The life of righteousness that may result from this stupendous truth must also rest upon grace and so the life of experiential righteousness that brings glory to God is the result of faith based choices for the things freely given to us by God.

 

The believer living in experiential righteousness wears the invisible, seamless, inner garment of our Lord. His righteousness is not recognized by the people of the cosmos, but it surely is seen by those who have been trained to see it. This is very important; that you know not to attempt righteous living to be seen by men, but we will leave that to our study of the essence of man.

 

ROM 3:23 for all have sinned and fall short of the glory of God,

 

“fall short” - u`stere,w[hustereo] = to fall behind, to come up short, to be bankrupt.

 

“All” have sinned and are bankrupt before God’s glory.

 

“glory of God” - all the attributes of God that comprise His essence and to which no man may approach without the mediation of Christ.

 

ROM 3:24 being justified as a gift by His grace through the redemption [slave purchase] which is in Christ Jesus;

 

Justified - the measuring stick is divine justice (ISA 28:17).
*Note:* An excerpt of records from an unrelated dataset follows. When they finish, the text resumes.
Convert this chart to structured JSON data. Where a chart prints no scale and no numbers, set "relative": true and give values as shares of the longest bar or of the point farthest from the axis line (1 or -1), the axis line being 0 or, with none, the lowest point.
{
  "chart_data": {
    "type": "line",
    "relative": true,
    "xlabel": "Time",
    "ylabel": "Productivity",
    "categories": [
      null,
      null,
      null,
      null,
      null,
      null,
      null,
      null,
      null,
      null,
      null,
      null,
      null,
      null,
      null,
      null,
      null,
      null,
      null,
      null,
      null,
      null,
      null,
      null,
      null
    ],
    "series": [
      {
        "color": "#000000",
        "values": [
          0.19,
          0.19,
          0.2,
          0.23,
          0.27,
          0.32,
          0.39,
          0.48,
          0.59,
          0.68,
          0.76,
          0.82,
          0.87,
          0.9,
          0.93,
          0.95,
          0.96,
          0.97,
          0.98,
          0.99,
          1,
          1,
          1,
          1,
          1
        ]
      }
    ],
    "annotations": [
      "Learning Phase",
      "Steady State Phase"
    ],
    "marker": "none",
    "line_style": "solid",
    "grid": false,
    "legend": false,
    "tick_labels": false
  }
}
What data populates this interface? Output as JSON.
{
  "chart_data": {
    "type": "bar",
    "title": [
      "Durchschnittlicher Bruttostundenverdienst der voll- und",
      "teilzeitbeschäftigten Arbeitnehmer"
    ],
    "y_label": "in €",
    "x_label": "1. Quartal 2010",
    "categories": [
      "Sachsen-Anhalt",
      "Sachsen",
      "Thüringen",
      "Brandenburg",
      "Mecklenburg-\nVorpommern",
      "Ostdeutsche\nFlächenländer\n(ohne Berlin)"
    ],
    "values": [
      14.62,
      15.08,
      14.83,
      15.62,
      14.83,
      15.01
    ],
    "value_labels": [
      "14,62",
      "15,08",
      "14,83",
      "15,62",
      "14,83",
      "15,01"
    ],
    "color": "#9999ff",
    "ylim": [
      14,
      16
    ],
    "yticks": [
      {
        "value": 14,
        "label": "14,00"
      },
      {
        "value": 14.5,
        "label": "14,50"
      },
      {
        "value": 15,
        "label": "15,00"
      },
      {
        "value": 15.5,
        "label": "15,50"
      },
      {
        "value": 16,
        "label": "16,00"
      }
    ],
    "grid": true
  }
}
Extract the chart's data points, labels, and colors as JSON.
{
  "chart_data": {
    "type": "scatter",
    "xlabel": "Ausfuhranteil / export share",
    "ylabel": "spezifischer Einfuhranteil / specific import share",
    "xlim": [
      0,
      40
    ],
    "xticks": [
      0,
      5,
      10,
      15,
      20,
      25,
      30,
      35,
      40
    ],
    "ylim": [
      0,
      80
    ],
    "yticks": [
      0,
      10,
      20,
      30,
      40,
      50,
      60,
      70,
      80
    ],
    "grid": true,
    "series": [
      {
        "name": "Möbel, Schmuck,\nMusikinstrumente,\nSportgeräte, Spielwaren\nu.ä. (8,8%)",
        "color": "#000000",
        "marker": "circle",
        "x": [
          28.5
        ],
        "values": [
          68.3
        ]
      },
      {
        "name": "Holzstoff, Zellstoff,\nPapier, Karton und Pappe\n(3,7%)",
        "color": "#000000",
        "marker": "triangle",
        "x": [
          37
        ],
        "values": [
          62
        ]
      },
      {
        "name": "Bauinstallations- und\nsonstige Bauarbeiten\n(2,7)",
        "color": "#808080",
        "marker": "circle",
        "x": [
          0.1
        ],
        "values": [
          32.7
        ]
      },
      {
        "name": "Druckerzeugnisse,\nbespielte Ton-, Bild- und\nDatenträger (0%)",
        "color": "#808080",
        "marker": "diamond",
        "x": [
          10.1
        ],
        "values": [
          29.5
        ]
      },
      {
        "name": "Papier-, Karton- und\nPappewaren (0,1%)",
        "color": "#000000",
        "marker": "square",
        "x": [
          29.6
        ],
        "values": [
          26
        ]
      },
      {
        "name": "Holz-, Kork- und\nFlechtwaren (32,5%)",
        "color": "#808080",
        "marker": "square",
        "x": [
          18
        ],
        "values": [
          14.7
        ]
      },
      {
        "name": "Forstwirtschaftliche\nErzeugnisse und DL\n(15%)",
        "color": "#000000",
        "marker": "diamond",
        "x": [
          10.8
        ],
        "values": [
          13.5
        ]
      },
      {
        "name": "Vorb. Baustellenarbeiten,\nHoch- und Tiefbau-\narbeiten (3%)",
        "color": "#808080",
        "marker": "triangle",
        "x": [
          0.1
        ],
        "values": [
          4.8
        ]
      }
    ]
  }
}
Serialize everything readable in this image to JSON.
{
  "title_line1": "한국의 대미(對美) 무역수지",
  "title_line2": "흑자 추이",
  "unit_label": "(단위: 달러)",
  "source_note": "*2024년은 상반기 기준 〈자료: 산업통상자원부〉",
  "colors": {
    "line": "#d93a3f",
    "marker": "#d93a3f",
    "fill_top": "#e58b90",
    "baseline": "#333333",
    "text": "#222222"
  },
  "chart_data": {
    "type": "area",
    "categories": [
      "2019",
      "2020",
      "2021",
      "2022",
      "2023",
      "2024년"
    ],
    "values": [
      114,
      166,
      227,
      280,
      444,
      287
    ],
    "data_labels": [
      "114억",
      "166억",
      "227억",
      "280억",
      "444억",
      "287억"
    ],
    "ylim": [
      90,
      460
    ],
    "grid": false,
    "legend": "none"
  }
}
If a creature is declared +R by imputation then he is also pronounced justified forever.

 

The redemption of the unrighteous so that they may be righteous is illustrated best by the typology of Hosea: HOS 1:2; 3:1-3.

 

HOS 1:2 When the Lord first spoke through Hosea, the Lord said to Hosea, "Go, take to yourself a wife of harlotry, and have children of harlotry; for the land commits flagrant harlotry, forsaking the Lord."

 

HOS 1:3 So he went and took Gomer the daughter of Diblaim, and she conceived and bore him a son.

 

HOS 3:1 Then the Lord said to me, "Go again, love a woman who is loved by her husband, yet an adulteress, even as the Lord loves the sons of Israel, though they turn to other gods and love raisin cakes."

 

The harlot, Gomer, that Hosea married by direction of the Lord, has left him and is committing adultery with another man, and what Hosea is going to do, again as directed by the Lord, is to now buy her or redeem her as his slave so that she belongs to him as his property or chattel

 

HOS 3:2 So I bought her for myself for fifteen shekels of silver and a homer and a half of barley.

 

HOS 3:3 Then I said to her, "You shall stay with me for many days. You shall not play the harlot, nor shall you have a man; so I will also be toward you."

 

She is a harlot who disrespected, dishonoured, and disgraced her husband by leaving him and bedding with another man, and the husband responds by purchasing her so that she will be his own in property as well as matrimony. This is a depiction of the love at the cross. Greater love has no man than this.